While other kids were running and playing around, I was being taken from one place to another for different forms of treatment just to make sure I could walk again. All of these healers my Mum took me to for treatment promised her I could walk again. As a child, I couldn’t understand why my mum never stopped strapping me to her back each time we went out. I remember how, when we were going out to get some of those treatments, she would be whispering prayers to the heavens to come to her aid and help her child walk again. My mum was really hoping that I would someday walk like a normal child but that never came to pass. I was given different forms of treatment ranging from drinking some kinds of bitter concoctions, massages, visitations of certain spiritual churches who promised I can get a miracle with some kinds of conditions but one particular treatment stuck with me to this day.
My mum had heard of a healer in a very interior village outside the city. So one morning, she strapped me to her back and set off. By the time we got there it was almost late in the night. We stayed in that village for almost a month. Every morning they will put me in a pit surrounded by wood barricade barely leaving a small entrance to put me through. They will lift Me Up to ensure I was standing but because my legs were too weak to stand on its own, they would use a strong rope to tie me and the barricade together. Only in that way was I able to stand. My hands and every part of my body was tied inside the little Pit barricade. I would stand there until my legs could no longer withstand the pain. I would cry and cry but no one would answer me. I was always left there until the sun came up. After that, I would be untied. My legs will become so weak from all the forced standing. At that point, bending my knees was almost impossible because my knees had been overstretched for long. This treatment was always done twice in a day: very early in the morning and in the evening immediately after the sunset. At night I always pray that morning would never come just so I would be free from that horrible treatment but my prayers were never answered. On one of those mornings the same treatment routine was carried out as usual. After tying me inside the pit barricade, I was left alone as usual. After sometime, I started crying but they thought it was my usual ploy to get their attention to take me out of the barricade but this was no ordinary cry. Something was wriggling under my feet in the pit. I tried frantically to free myself from the pit but to no avail. I think the struggling and all the Cries caught my mum’s attention. She told the healer that my cry this time was different from the ordinary. She was convinced something was not right with me. She insisted they go check up on me. So they finally came and loosened the rope. The only way they could bring me out of that barricade was to lift me up out of it. When they lifted me up, imagine their surprise when they saw a giant millipede curled up under my feet. Since then, I have grown up having a phobia for millipedes. My mum apologized and told me how sorry she was. I know she loved me but was only seeking a miracle for my own good. After that incident we continued with the treatment to the end but we never saw the miracle the healer promised.

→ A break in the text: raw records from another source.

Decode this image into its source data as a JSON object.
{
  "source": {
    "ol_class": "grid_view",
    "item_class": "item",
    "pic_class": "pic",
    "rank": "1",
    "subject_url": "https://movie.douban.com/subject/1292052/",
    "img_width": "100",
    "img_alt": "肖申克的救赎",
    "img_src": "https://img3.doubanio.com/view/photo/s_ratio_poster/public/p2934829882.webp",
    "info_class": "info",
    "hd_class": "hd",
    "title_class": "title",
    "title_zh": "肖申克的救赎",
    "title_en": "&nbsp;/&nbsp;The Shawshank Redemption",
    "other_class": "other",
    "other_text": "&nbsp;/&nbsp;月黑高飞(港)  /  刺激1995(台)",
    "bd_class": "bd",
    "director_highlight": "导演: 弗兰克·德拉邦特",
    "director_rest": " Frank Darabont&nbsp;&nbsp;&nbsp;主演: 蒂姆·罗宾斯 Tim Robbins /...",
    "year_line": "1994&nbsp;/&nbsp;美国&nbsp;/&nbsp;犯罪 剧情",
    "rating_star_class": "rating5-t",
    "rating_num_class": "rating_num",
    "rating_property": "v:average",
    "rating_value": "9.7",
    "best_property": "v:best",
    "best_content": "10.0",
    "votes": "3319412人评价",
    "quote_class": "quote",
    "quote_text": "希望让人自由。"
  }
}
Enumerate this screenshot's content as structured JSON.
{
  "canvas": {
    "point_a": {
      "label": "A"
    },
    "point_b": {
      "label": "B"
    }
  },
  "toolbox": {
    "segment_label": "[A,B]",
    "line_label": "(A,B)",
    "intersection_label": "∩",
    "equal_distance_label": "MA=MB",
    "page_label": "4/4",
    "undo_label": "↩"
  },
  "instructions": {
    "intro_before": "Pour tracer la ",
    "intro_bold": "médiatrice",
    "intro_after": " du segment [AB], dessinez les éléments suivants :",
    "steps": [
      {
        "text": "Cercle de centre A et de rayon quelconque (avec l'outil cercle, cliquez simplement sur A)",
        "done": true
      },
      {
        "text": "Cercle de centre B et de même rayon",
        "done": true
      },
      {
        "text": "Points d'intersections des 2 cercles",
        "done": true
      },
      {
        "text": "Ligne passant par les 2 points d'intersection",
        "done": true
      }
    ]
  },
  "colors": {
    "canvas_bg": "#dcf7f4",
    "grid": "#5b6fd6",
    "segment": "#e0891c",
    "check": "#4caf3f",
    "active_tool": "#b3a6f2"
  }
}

I think after that incident my mum began to slowly come to terms with the reality that this is how I am going to be, I am never going to walk like the other kids. On my part I never really got to understand why I was different. I tried to understand why my legs were failing me especially when I see other kids stand, walk,jump and run whenever they felt like. Most of the kids in my neighborhood too didn’t make life any easier for me as some of them made jest and sang all sorts of ugly songs for me. Some hated me because I was different. Still I had a few friends. Africa has so many religious beliefs. They almost always link everything to religion. I think this is the reason why some African families hide their special children so that other people will not feel that something is wrong with them. Oftentimes, when a family has a special child amongst them, people tend to feel that either one of the parents of that child have done something bad to anger the “gods” and that’s why the “gods” gave them a child like that as a punishment. It was not surprising in those days to find out that many families has had a special child that has been under lock and key for years whom friends and even relatives never knew about. I was never under lock and keys but being different is never easy as you have to face the harsh reality that you will never be able to do things the way everyone else does. The first step to living life to the fullest is to accept that you are different. Let go of every anger and bitterness towards anyone and everyone because let’s face it, sometimes we feel if certain things had been done differently, just maybe, things might have turned out different. Over the years, I have come to learn to appreciate and embrace the blessings that are available to me. I also see now that more people have started changing the way they perceive disability. Many people are no longer seeing it like a curse anymore but rather as a condition. Being different comes with it’s daily challenges but I have learnt to face each challenge as they come.


“Always having the “YES I CAN” Attitude will take you beyond your limits.”